Katherine W. Klinger, PhD, Senior Vice President for Genetics and Genomics at the Genzyme Corporation, and Assistant Clinical Professor in the Department of Pediatrics at the University of Connecticut School of Medicine suggested that for an orphan disease it may be necessary to use multiple animal models in the preclinical research stage, because one animal model may not fully recapitulate the human disease.

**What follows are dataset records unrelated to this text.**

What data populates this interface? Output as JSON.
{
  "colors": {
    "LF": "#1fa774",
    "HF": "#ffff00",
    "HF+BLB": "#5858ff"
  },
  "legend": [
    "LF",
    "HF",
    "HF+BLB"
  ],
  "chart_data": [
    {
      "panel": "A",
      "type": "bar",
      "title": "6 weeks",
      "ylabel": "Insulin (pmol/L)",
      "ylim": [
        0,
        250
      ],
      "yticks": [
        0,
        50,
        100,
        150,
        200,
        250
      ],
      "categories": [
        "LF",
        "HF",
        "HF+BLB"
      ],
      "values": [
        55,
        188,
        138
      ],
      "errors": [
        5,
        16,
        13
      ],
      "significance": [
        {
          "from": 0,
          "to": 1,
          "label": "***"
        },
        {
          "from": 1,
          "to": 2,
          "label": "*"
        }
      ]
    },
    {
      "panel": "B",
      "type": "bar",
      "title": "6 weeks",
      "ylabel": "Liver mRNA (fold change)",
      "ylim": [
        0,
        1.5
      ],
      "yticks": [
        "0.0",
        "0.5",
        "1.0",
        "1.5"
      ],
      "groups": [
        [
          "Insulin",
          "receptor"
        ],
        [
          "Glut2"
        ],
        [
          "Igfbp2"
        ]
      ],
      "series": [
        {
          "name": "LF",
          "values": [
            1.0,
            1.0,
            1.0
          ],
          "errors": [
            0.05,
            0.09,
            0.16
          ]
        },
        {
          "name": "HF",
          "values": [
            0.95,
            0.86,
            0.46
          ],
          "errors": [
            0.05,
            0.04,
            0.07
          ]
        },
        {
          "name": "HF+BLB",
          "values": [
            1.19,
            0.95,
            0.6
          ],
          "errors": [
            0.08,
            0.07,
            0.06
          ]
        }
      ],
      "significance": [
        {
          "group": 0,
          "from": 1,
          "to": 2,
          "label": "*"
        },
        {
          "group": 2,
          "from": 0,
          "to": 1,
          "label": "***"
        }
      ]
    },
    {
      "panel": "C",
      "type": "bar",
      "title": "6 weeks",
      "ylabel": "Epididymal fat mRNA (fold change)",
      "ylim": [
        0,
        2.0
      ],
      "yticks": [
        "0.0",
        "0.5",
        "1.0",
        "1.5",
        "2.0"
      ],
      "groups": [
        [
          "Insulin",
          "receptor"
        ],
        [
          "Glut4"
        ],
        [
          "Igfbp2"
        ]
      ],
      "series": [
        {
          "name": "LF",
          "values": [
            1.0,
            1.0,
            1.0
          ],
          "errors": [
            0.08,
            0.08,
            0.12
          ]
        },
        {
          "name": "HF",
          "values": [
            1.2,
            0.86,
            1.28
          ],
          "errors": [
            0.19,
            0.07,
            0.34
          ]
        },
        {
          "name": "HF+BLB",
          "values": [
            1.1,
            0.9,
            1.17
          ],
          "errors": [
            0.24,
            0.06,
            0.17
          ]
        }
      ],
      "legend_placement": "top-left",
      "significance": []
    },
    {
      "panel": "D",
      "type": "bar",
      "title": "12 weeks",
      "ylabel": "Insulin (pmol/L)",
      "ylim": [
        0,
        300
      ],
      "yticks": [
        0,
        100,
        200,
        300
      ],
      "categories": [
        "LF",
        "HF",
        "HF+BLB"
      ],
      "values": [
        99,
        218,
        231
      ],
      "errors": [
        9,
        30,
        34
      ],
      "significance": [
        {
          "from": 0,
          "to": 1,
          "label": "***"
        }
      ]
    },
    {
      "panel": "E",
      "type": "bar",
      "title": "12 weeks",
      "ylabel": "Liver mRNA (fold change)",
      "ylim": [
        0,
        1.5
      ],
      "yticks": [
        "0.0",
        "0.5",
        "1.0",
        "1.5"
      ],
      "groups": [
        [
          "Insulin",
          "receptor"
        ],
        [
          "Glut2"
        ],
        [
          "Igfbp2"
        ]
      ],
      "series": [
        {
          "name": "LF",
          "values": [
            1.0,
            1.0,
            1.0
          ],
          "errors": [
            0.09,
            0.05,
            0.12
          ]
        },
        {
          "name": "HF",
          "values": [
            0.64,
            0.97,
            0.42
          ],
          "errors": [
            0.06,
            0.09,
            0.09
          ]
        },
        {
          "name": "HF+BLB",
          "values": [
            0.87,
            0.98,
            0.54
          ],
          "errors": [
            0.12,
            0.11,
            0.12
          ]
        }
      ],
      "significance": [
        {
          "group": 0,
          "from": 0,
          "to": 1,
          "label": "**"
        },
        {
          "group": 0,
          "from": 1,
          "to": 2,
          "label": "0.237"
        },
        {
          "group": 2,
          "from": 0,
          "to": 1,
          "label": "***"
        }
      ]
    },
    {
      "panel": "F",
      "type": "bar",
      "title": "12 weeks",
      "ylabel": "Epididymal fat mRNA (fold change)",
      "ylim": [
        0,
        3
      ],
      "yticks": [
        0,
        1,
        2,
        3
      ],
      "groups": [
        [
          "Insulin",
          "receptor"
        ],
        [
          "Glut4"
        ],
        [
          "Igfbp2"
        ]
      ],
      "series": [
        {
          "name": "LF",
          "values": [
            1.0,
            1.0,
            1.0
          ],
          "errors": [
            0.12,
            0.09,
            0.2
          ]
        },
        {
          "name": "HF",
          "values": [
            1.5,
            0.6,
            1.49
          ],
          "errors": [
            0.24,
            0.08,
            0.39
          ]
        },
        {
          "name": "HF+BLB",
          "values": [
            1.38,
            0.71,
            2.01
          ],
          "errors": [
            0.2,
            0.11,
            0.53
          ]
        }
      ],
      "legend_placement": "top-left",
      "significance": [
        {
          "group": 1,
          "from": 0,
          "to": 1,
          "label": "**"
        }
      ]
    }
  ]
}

A new model for translational drug discovery that can be useful in orphan disease drug development is a foundation-funded, nonprofit biotechnology company that is exclusively focused on the discovery and development of therapy for one disease, said Robert E. Pacifici, PhD, Chief Scientific Officer for CHDI, Inc., a privately held, nonprofit organization that focuses on the autosomal-dominant, neurodegenerative disorder Huntington disease (HD). “Since we have no competitors, all reagents, compounds, and protocols are shared with the broader HD research community via publicly accessible repositories,” said Dr. Pacifici, who is also an Adjunct Professor at the University of Southern California Department of Molecular Pharmacology and Chair of the NINDS SMA Project Scientific Steering Committee. “Data, information, and knowledge are disseminated via Web-based information portals in the hopes that observations made in one laboratory can be quickly leveraged in another,” he added.

The hopeful news, Dr. Pacifici said, is that “a lot of these orphan diseases are ripe for drug discovery, especially SMA and Huntington disease.”


  • ✓ SMA experts and investigators discussed the importance of collaborating with other nonprofit research and patient advocacy groups; targeted genetics research; and new clinical approaches in the pipeline.